Extraordinary financial market volatility in the late summer has prompted the Securities and Exchange Commission to look into how exchange-traded products are sold and priced.
SEC Chairwoman Mary Jo White said Thursday that the agency is using data from Aug. 24 — when the markets opened sharply lower and lost more than 3% — to examine how ETPs, such as exchanged-traded funds, behaved.
Trading was halted in more than 1,000 ETFs that day as mechanisms kicked in that limit how much they can rise or fall in volatile conditions.
The SEC also is assessing how ETP prices align with the value of the underlying assets that comprise the products.
On Aug. 24, many ETPs traded at a sharp discount from their net asset value.
“These two issues — the operation of the limit up/limit down mechanism and the quality of ETP pricing in secondary markets — have been and continue to be of great interest to the commission,” Ms. White told a meeting of the SEC Investor Advisory Committee.
Prior to Aug. 24, the SEC was already looking into exchange-traded products. Over the summer, the
agency collected public comments on how they are listed, priced and marketed to retail investors.
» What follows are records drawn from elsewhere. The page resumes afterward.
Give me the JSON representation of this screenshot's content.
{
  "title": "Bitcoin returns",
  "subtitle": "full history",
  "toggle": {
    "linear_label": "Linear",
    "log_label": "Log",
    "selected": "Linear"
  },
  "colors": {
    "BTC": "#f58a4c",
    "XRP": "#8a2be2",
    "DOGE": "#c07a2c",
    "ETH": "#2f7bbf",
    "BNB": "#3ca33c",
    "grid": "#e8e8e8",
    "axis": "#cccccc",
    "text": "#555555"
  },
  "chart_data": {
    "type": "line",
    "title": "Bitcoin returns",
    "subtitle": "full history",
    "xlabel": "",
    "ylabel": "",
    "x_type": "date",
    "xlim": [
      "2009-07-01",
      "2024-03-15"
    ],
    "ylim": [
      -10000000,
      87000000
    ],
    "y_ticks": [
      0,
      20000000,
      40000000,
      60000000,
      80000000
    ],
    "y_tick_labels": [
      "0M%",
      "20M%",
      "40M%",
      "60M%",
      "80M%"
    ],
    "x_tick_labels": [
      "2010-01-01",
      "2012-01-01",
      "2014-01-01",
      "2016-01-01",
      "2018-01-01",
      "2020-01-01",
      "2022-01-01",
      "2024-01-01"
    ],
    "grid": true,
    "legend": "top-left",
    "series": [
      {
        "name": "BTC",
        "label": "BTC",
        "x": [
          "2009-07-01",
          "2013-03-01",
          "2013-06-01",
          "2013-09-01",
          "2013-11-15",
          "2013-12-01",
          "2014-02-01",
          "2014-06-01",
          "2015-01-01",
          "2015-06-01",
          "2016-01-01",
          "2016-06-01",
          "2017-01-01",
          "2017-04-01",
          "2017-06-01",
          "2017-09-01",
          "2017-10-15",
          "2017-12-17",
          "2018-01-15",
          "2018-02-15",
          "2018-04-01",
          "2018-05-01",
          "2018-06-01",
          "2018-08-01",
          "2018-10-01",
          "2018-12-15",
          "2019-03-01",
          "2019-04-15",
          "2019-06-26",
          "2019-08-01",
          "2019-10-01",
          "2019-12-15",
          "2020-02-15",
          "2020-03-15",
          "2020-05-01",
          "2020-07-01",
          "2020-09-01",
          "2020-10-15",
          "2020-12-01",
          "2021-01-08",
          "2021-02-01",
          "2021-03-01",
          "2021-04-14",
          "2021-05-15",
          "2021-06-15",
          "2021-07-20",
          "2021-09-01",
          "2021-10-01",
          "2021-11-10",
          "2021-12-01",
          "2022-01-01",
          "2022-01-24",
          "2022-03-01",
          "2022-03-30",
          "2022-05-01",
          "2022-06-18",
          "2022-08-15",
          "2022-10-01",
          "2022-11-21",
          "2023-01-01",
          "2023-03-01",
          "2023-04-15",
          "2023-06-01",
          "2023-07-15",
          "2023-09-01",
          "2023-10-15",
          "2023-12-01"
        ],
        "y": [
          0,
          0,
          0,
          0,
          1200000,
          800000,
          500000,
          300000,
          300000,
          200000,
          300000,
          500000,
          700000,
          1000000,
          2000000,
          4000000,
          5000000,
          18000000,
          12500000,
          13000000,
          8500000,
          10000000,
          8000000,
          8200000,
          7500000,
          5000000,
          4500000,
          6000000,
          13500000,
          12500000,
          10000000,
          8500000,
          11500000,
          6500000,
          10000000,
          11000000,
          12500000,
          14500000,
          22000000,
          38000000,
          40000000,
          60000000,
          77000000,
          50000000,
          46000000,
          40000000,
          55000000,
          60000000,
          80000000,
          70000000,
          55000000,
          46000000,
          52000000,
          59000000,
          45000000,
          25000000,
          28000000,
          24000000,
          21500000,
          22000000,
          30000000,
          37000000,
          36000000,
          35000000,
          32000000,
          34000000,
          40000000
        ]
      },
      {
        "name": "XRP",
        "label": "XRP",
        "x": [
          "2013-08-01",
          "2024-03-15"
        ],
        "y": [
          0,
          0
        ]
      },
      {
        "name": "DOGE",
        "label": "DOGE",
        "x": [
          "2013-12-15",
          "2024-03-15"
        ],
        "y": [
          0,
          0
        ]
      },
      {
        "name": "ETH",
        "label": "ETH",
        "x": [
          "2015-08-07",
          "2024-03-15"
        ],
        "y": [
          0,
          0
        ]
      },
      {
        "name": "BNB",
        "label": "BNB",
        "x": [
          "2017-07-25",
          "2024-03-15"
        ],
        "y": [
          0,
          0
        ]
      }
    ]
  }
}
Exchanged-traded products are similar to open-ended mutual funds, but they can be bought and sold throughout the trading day based on market prices, rather than net asset value. The vehicles provide exposure across many asset classes to a wide range of financial instruments, benchmarks and strategies.
Demand for ETPs, which include ETFs, pooled investments and exchange-traded notes, has spiked in recent years. From 2006-13, the number of ETPs listed and traded rose by an average of 160 annually. There were 1,664 ETPs listed on U.S. exchanges with a market value of a little more than $2 trillion at the end of 2014, according to the SEC.
Financial firms have been designing complex ETFs — often based on derivatives and other hedging strategies — that they tout as a way to generate higher portfolio returns.
SEC member Kara Stein said at the advisory committee meeting that the spike in volatility on Aug. 24 highlights the vulnerability of retail investors, who are increasingly putting retirement funds into ETFs. She said the agency should look closely at how ETF trading differs from trading in traditional mutual funds.
“This is an excellent time to examine the SEC's investor protection mandate,” Ms. Stein said.
Another SEC member, Luis Aguilar, also endorsed paying attention to ETFs.
“It seems fairly certain that the explosive growth of ETFs in recent years poses a challenge that isn't going away and may well become even more acute,” Mr. Aguilar told the comittee in a statement read by an aide. Mr. Aguilar did not attend the meeting.
An industry official cautioned regulators not to overreact to the events of Aug. 24, when the markets hit their second-highest trading level in history.
“Many things did work that day, even though the opening was problematic,” Samara Cohen, U.S. head of iShares Capital Markets at BlackRock Inc., told the committee members.
Ms. Cohen recommended “a holistic approach to volatility and order imbalance” that encompasses harmonizing trading rules for futures, options, individual stocks and ETPs, recalibrating limit up/down rules, revising marketwide circuit breakers and educating investors.
The committee was created by the Dodd-Frank financial reform law to represent the concerns of retail investors before the agency.